La mujer quiso libertad y la tuvo, tanta que hasta contó a sus amantes en una lista y se sintió bien por ello. Y pasaron por su cuerpo y por su mente, todos los que, en su infinito y engañoso deseo de vivir, quiso tener. Y a algunos los amó. Y a veces su deseo se sació.
Hasta que un día dejó de sentir y pensó.
Agradeció a su tiempo la libertad pero decidió que la había estado utilizando mal. Su engañoso deseo la había llevado a buscar el amor en un lugar donde jamás lo encontraría: afuera.

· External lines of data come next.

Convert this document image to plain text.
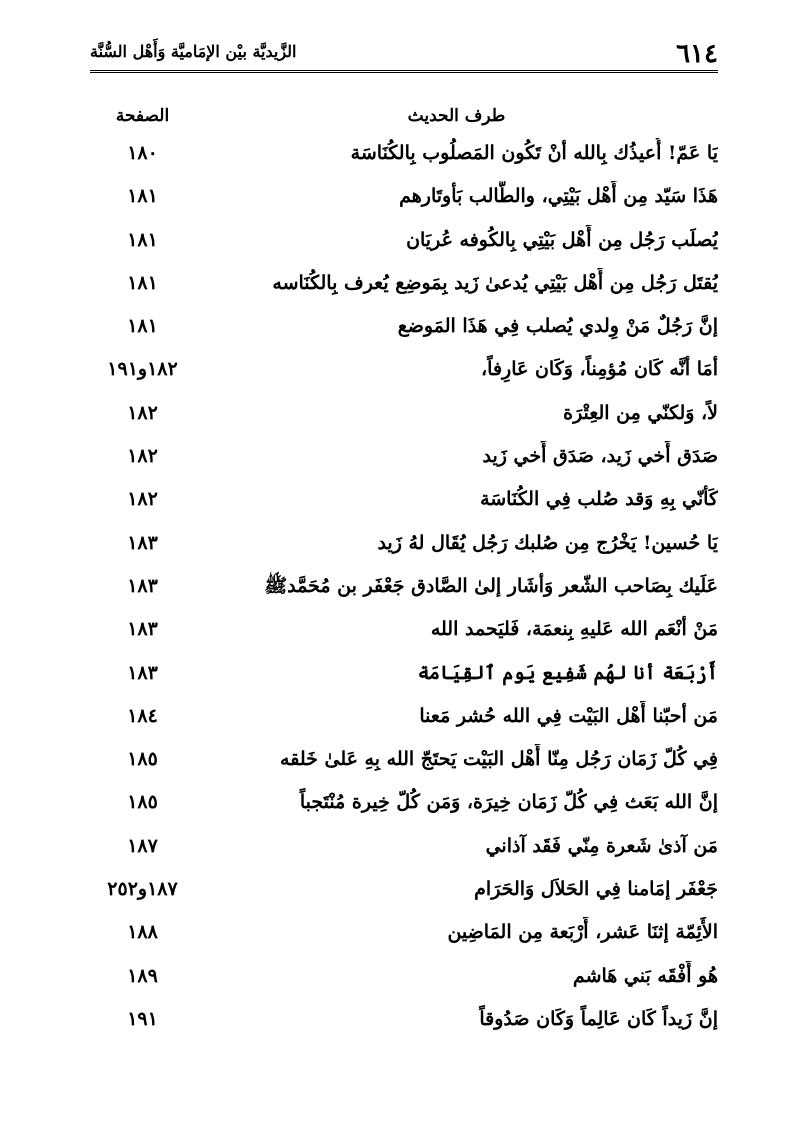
٦١٤
الزَّيديَّة بيْن الإمَاميَّة وَأَهْل السُّنَّة
طرف الحديث
الصفحة
يَا عَمّ! أُعيذُك بِالله أنْ تَكُون المَصلُوب بِالكُنَاسَة
١٨٠
هَذَا سَيّد مِن أَهْل بَيْتِي، والطَّالب بَأوتَارهم
١٨١
يُصلَب رَجُل مِن أَهْل بَيْتِي بِالكُوفه عُريَان
١٨١
يُقتَل رَجُل مِن أَهْل بَيْتِي يُدعىٰ زَيد بِمَوضِع يُعرف بِالكُنَاسه
١٨١
إنَّ رَجُلٌ مَنْ وِلدي يُصلب فِي هَذَا المَوضع
١٨١
أمَا أنَّه كَان مُؤمِناً، وَكَان عَارِفاً،
١٨٢و١٩١
لاً، وَلكنّي مِن العِتْرَة
١٨٢
صَدَق أَخي زَيد، صَدَق أَخي زَيد
١٨٢
كَأنّي بِهِ وَقد صُلب فِي الكُنَاسَة
١٨٢
يَا حُسين! يَخْرُج مِن صُلبك رَجُل يُقَال لهُ زَيد
١٨٣
عَلَيك بِصَاحب الشّعر وَأشَار إلىٰ الصَّادق جَعْفَر بن مُحَمَّدﷺ
١٨٣
مَنْ أنْعَم الله عَليهِ بِنعمَة، فَليَحمد الله
١٨٣
أَرْبَعَة أنا لهُم شَفِيع يَوم ٱلقِيَامَة
١٨٣
مَن أحبّنا أَهْل البَيْت فِي الله حُشر مَعنا
١٨٤
فِي كُلّ زَمَان رَجُل مِنّا أَهْل البَيْت يَحتَجّ الله بِهِ عَلىٰ خَلقه
١٨٥
إنَّ الله بَعَث فِي كُلّ زَمَان خِيرَة، وَمَن كُلّ خِيرة مُنْتَجباً
١٨٥
مَن آذىٰ شَعرة مِنّي فَقَد آذاني
١٨٧
جَعْفَر إمَامنا فِي الحَلاَل وَالحَرَام
١٨٧و٢٥٢
الأَئِمّة إثنَا عَشر، أَرْبَعة مِن المَاضِين
١٨٨
هُو أَفْقَه بَني هَاشم
١٨٩
إنَّ زَيداً كَان عَالِماً وَكَان صَدُوقاً
١٩١
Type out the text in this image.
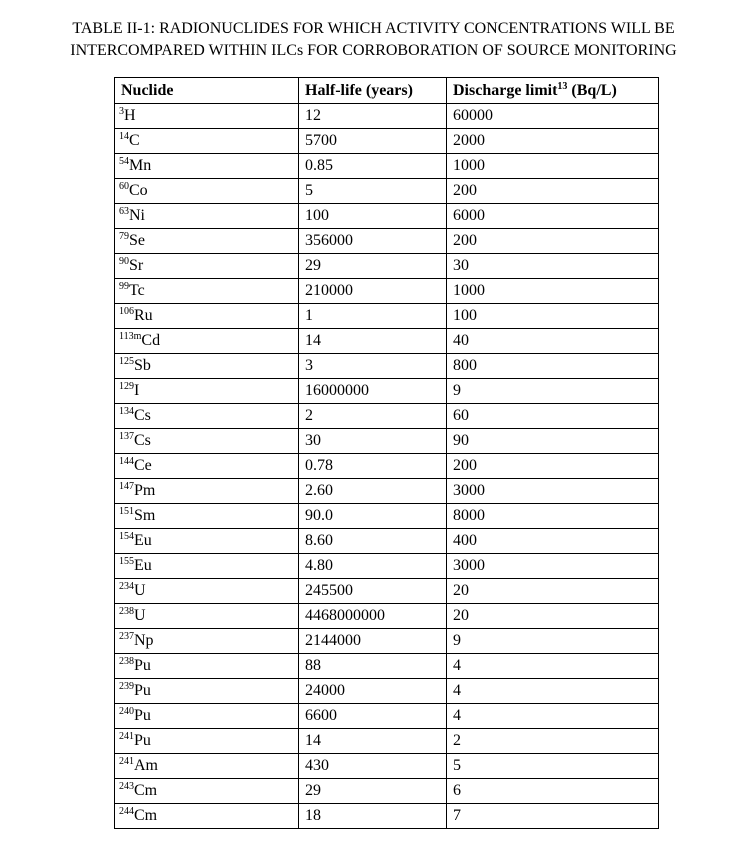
TABLE II-1: RADIONUCLIDES FOR WHICH ACTIVITY CONCENTRATIONS WILL BE
INTERCOMPARED WITHIN ILCs FOR CORROBORATION OF SOURCE MONITORING
Nuclide	Half-life (years)	Discharge limit$^{13}$ (Bq/L)
$^3$H	12	60000
$^{14}$C	5700	2000
$^{54}$Mn	0.85	1000
$^{60}$Co	5	200
$^{63}$Ni	100	6000
$^{79}$Se	356000	200
$^{90}$Sr	29	30
$^{99}$Tc	210000	1000
$^{106}$Ru	1	100
$^{113m}$Cd	14	40
$^{125}$Sb	3	800
$^{129}$I	16000000	9
$^{134}$Cs	2	60
$^{137}$Cs	30	90
$^{144}$Ce	0.78	200
$^{147}$Pm	2.60	3000
$^{151}$Sm	90.0	8000
$^{154}$Eu	8.60	400
$^{155}$Eu	4.80	3000
$^{234}$U	245500	20
$^{238}$U	4468000000	20
$^{237}$Np	2144000	9
$^{238}$Pu	88	4
$^{239}$Pu	24000	4
$^{240}$Pu	6600	4
$^{241}$Pu	14	2
$^{241}$Am	430	5
$^{243}$Cm	29	6
$^{244}$Cm	18	7
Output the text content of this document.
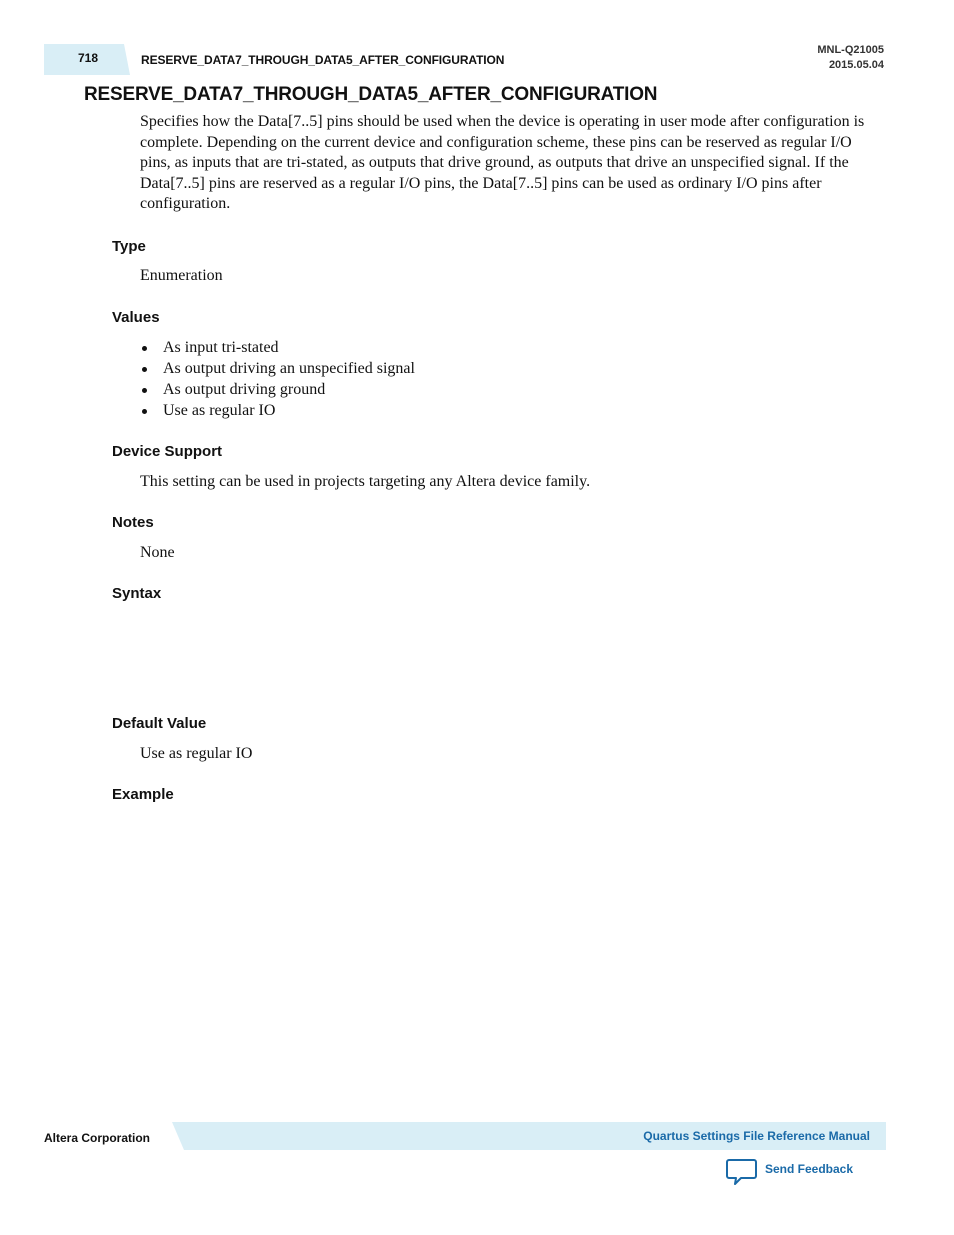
718	RESERVE_DATA7_THROUGH_DATA5_AFTER_CONFIGURATION
MNL-Q21005
2015.05.04
RESERVE_DATA7_THROUGH_DATA5_AFTER_CONFIGURATION

Specifies how the Data[7..5] pins should be used when the device is operating in user mode after configuration is complete. Depending on the current device and configuration scheme, these pins can be reserved as regular I/O pins, as inputs that are tri-stated, as outputs that drive ground, as outputs that drive an unspecified signal. If the Data[7..5] pins are reserved as a regular I/O pins, the Data[7..5] pins can be used as ordinary I/O pins after configuration.

Type

Enumeration

Values
As input tri-stated
As output driving an unspecified signal
As output driving ground
Use as regular IO
Device Support

This setting can be used in projects targeting any Altera device family.

Notes

None

Syntax
Default Value

Use as regular IO

Example
Altera Corporation	Quartus Settings File Reference Manual
Send Feedback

Y una vez entendida su verdad, empezó a ver más y más qué era lo que quería realmente para sí. No había nada que buscar, estaba todo justo al frente, expuesto como en una tienda hecha especialmente para ella. Hacía falta valor para tomar sus verdaderos deseos porque eso significaba sacrificar mucho de lo que la venía acompañando durante tanto tiempo. No quería más ceder a la vida. Entendió que su libertad no consiste únicamente en poder hacer lo que se quiera con lo que llega a sus manos, sino en poder elegir sólo aquello que se quiere de verdad y tomarlo con firmeza y emoción.
El hombre quiso libertad y la tuvo, tanta que pudo dejar de decir a las mujeres palabras importantes. Y pasaron por él, diez, veinte, y todas las que, en su infinito y engañoso deseo de vivir, quiso tener. Y a algunas las amó. Y a veces su deseo se sació. Hasta que un día dejó de pensar y sintió.
Agradeció lo vivido y su intensidad, pero entendió que no hay libertad más real que la de la sinceridad.
Notó que es más gratificante sentirse amado bajo el sol que ir buscando pedazos de cielo en medio de la noche.
El hombre se dio cuenta de su error y empezó a ver frente a sí, todos sus verdaderos deseos justo frente a él. Tuvo que armarse de valor para tomarlos porque eso significaba sentir demasiado, algo que durante tanto tiempo prefirió no hacer. Comprendió que su libertad no consiste en poder hacer lo que se quiera con lo que hay, sino tener coraje para sentir lo que de verdad se tiene, con firmeza y emoción.